A high proportion of South African residential property marketing agencies face a new and very difficult problem right now: stock shortages.
This was said recently by Wayne Albutt, Western Cape Regional Sales Manager for the Rawson Property Group – and, he added, there are as yet no signs of the situation changing.
“Although it is certainly not true of every precinct and every price bracket,” said Albutt, “on average in the R250,000 to R2,5 million bracket there are now more buyers than sellers.”
The exceptions to this trend, said Albutt, are the more expensive, upper middle and upper bracket homes which can still sit on the market for months and certain homes in the outlying country districts.
“Market conditions like those now prevailing,” said Albutt, “can bring with them a very real danger, one that needs to be countered by every honest estate agent. This is the tendency to overprice.”
“When certain potential sellers hear the phrase, ‘We are now in a sellers’ market’, they immediately start to think in terms of bigger profits and mark-ups and this leads them into the old trap of pricing unrealistically, often 10 or 20% above realistic market levels. This is a tendency we have seen in the property sector for as long as I can remember – and it is a fatal tactic because it always leads to the home sticking on the market and then either being withdrawn or eventually selling below its current market value.”
Regrettably, added Albutt, certain estate agents will always play along with the desire to overprice, promising unrealistic prices which they cannot meet in return for getting the mandate.
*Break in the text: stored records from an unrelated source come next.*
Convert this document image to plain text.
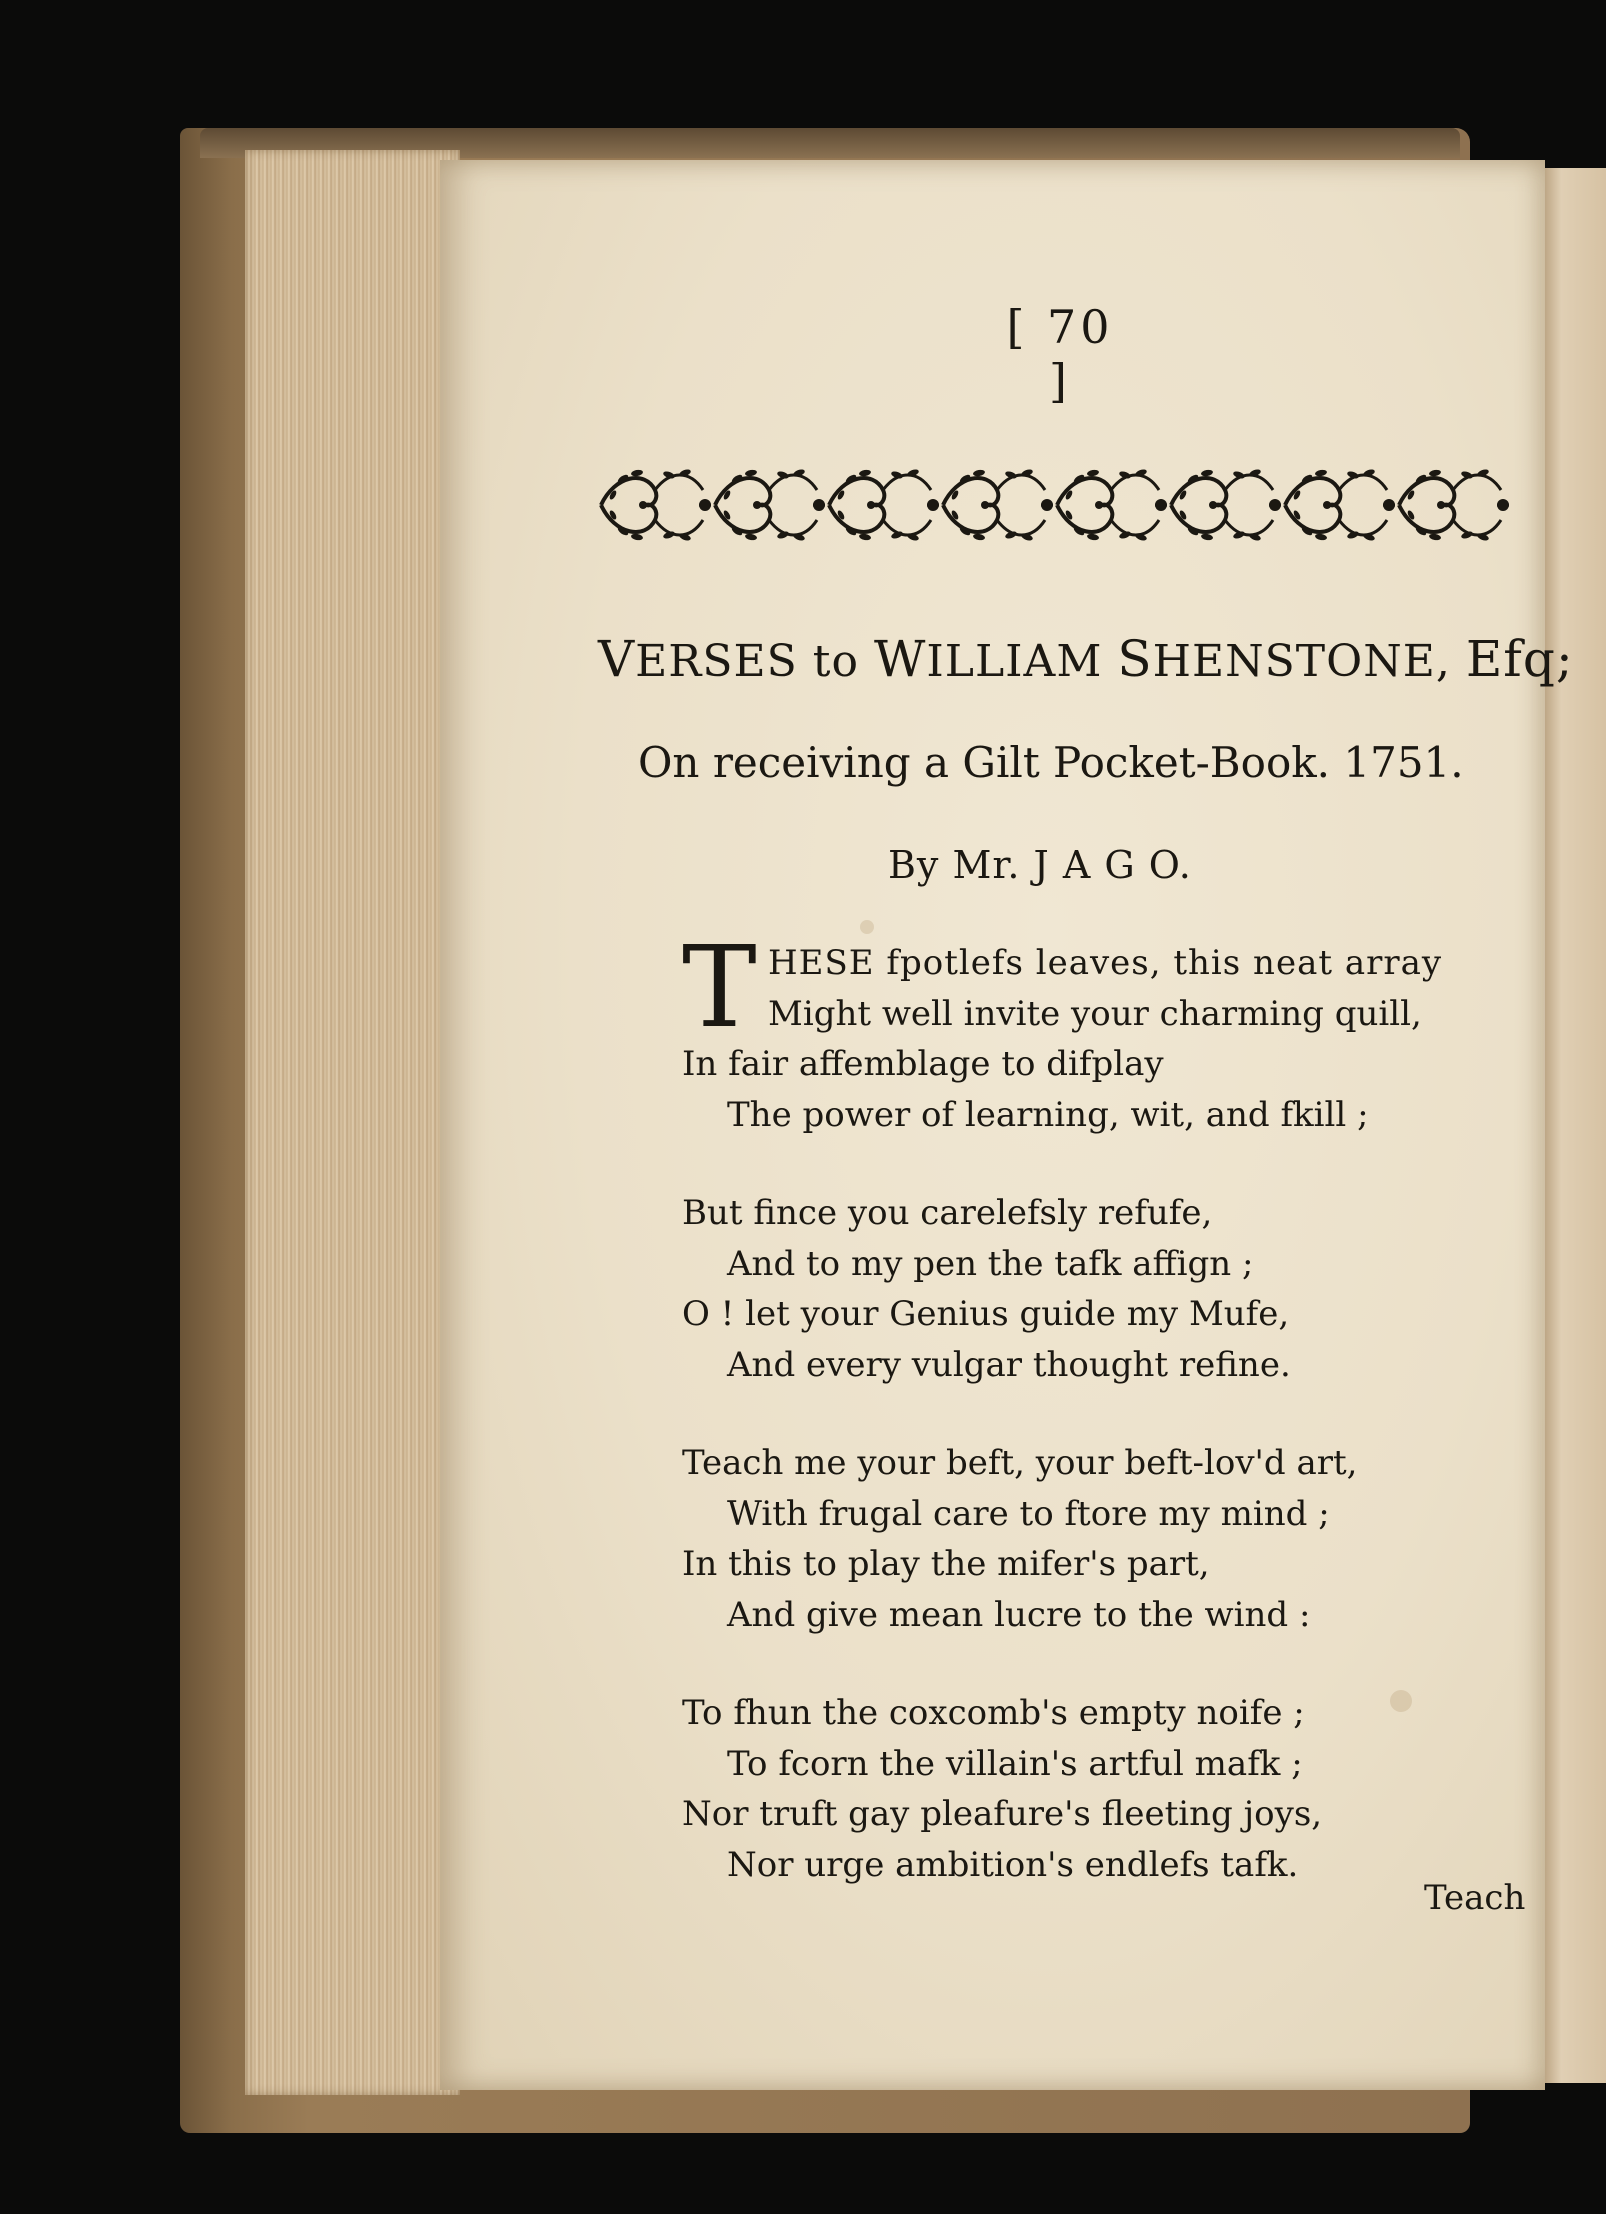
[ 70 ]
VERSES to WILLIAM SHENSTONE, Efq;
On receiving a Gilt Pocket-Book. 1751.
By Mr. J A G O.
T HESE fpotlefs leaves, this neat array
Might well invite your charming quill,
In fair affemblage to difplay
The power of learning, wit, and fkill ;
But fince you carelefsly refufe,
And to my pen the tafk affign ;
O ! let your Genius guide my Mufe,
And every vulgar thought refine.
Teach me your beft, your beft-lov'd art,
With frugal care to ftore my mind ;
In this to play the mifer's part,
And give mean lucre to the wind :
To fhun the coxcomb's empty noife ;
To fcorn the villain's artful mafk ;
Nor truft gay pleafure's fleeting joys,
Nor urge ambition's endlefs tafk.
Teach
In the present conditions, said Albutt, potential sellers who held back from selling in the 2008 to 2011 era because prices had been so severely hit by the recession will now start returning to the market and this could, to an extent, help alleviate the shortage. However, he said, some sellers need to be warned against overoptimistic pricing. Having waited so long they are now likely to be impatient for big profits.
“The reason why over-pricers seldom get what they want is simple,” said Albutt. “Today’s buyers have easy access to information and are better informed and wiser than at any previous stage in South Africa’s property history. Unless they fall completely in love with the home, they are very unlikely to be tricked into paying more than its true market value – and they will exercise patience rather than buy impulsively.”